GUEST EDITORIAL: Teaching Compassion
Lincoln Middle/SOTA II/Coulee Montessori
School District of LaCrosse
It seemed like an assignment that would come together quickly. With my experience, it should not be difficult to create a lesson about compassion to share with our 6th grade art students. More specifically, my task was to offer a different perspective on the subject, as students were engaged in creating personal art work representing their own interpretation of compassion.
This activity was in conjunction with the many school and community events inspired by the LaCrosse Compassion Project. Beginning May 2, more than 6000, 6”x 6” art panels, created by LaCrosse students, will be displayed at the Pump House Regional Art Center and other satellite locations – each with an artist’s statement explaining the meaning of their work.
My goal was to help our students visualize compassion in such a way that they could accurately transfer their feelings to canvas. It is easier said than done. To represent something that is based in emotion, on a physical surface, requires some thinking outside the box. To make this connection, we considered other aspects of the human experience, of human history, where people were able to represent emotions through some characters or art form.
We discussed many things, from the emotion evident in the cave wall paintings of earlier humans, to the power of words as represented in personal letters, throughout the centuries, sent one to another. What about the human emotion contained in poetry or lyrics? We all agreed that we had a favorite song whose lyrics spoke directly to our emotions.
We discussed easily found evidence of art representing human emotion, on a simple scale, such as seen on greeting cards. Existing as a sort of “everyman’s gallery”, greeting cards – usually categorized by event or emotion – frequently offer many recognized artistic symbols that are universally understood, such as a “heart” for the emotion of love, or a beautiful sunset scene on sympathy cards, suggesting the end of life.
It can still be a challenge to consider what compassion is and what it looks like in action. Many may simply consider charity as compassion. Although charity is clearly compassionate, not all compassion involves charity.
Dedicated teachers are successful because they realize that compassion is a fundamental foundation of a successful classroom and a cooperative school. These educators understand that an essential component of their mission is to model these compassionate behaviors to their students and encourage this type of behavior at all times. I see this day in and day out – teachers guiding their students, delivering their curriculum with expertise, while at the same time helping their students understand the true power of compassionate behavior.
It was at this point in lesson planning that I recalled what I learned about the I-35 Bridge Memorial in Minneapolis. It was on August 1, 2007 that 13 individuals lost their lives in the horrific, rush-hour bridge collapse. If you haven’t seen this sensitive and moving memorial, you must.
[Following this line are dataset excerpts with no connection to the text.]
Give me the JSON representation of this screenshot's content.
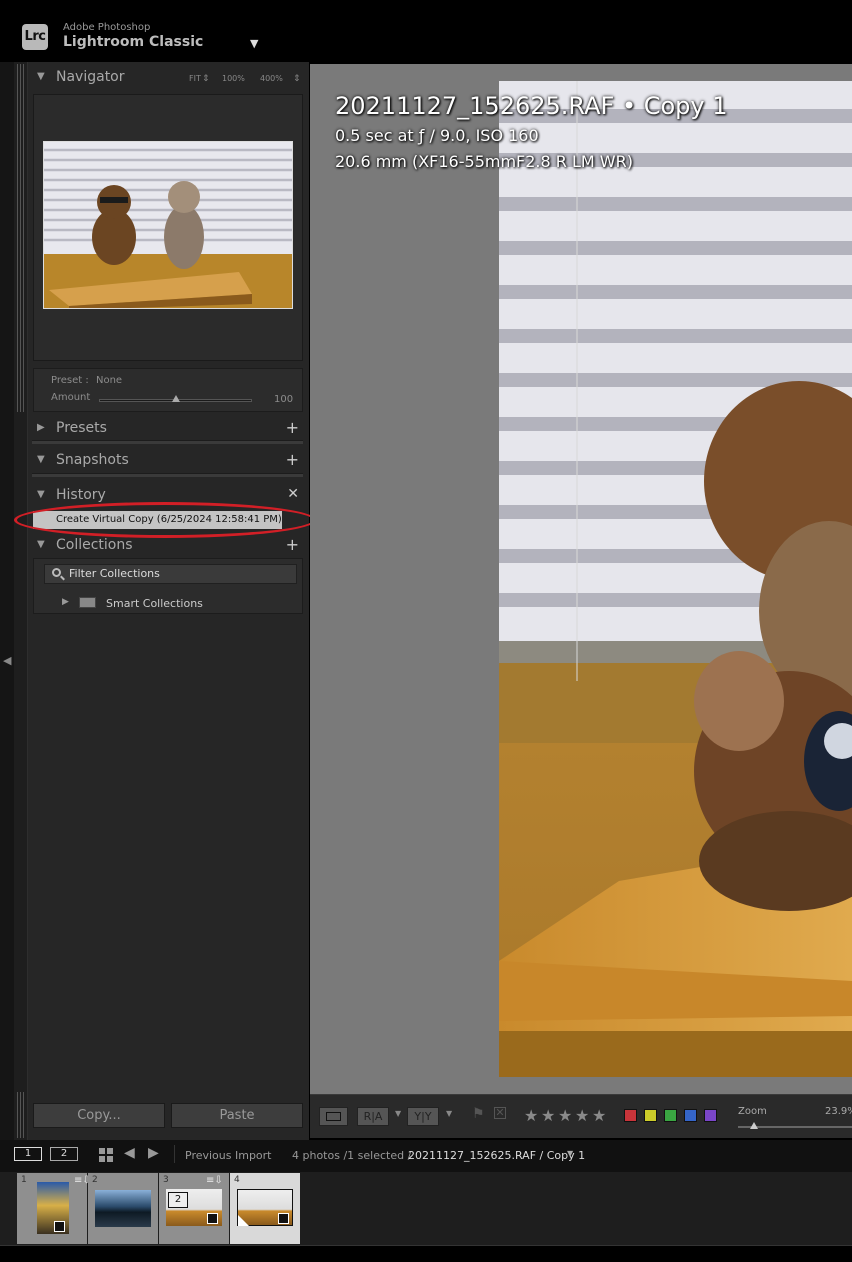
{
  "app": {
    "logo": "Lrc",
    "brand_small": "Adobe Photoshop",
    "brand_big": "Lightroom Classic"
  },
  "navigator": {
    "title": "Navigator",
    "zoom_fit": "FIT",
    "zoom_100": "100%",
    "zoom_400": "400%"
  },
  "quick_develop": {
    "preset_label": "Preset :",
    "preset_value": "None",
    "amount_label": "Amount",
    "amount_value": "100",
    "amount_level": 0.5
  },
  "panels": {
    "presets": "Presets",
    "snapshots": "Snapshots",
    "history": "History",
    "collections": "Collections"
  },
  "history": {
    "items": [
      "Create Virtual Copy (6/25/2024 12:58:41 PM)"
    ]
  },
  "collections": {
    "filter_placeholder": "Filter Collections",
    "smart": "Smart Collections"
  },
  "buttons": {
    "copy": "Copy...",
    "paste": "Paste"
  },
  "photo_info": {
    "title": "20211127_152625.RAF  •  Copy 1",
    "exposure": "0.5 sec at ƒ / 9.0, ISO 160",
    "lens": "20.6 mm (XF16-55mmF2.8 R LM WR)"
  },
  "toolbar": {
    "ra_label": "R|A",
    "yy_label": "Y|Y",
    "zoom_label": "Zoom",
    "zoom_value": "23.9%",
    "colors": [
      "#c8343a",
      "#cccc2a",
      "#3aa542",
      "#3565c8",
      "#7a46c8"
    ]
  },
  "filmstrip": {
    "screen1": "1",
    "screen2": "2",
    "source": "Previous Import",
    "count": "4 photos /1 selected /",
    "filename": "20211127_152625.RAF / Copy 1",
    "cells": [
      {
        "num": "1"
      },
      {
        "num": "2"
      },
      {
        "num": "3",
        "stack": "2"
      },
      {
        "num": "4"
      }
    ]
  }
}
In addition to 13 stunning pillars, one for each victim, a black granite wall contains a statement offering hope, healing, and consolation to the reader. Penned by family members of those who died, it states, “Our lives are not only defined by what happens, but by how we act in the face of it. Not only by what life brings us, but by what we bring to life. Selfless actions and compassion create enduring community out of tragic events.”
It was thrilling to see how our 6th grade art students internalized the idea of compassion and how they were able to expand the depth and scope of it in our classroom discussions. They allowed me to see it from their perspective, reminding me of their fresh insight and youthful wisdom.
And, as is often the case when one open’s their mind, I learned more than I ever imagined about compassion. Imagine that.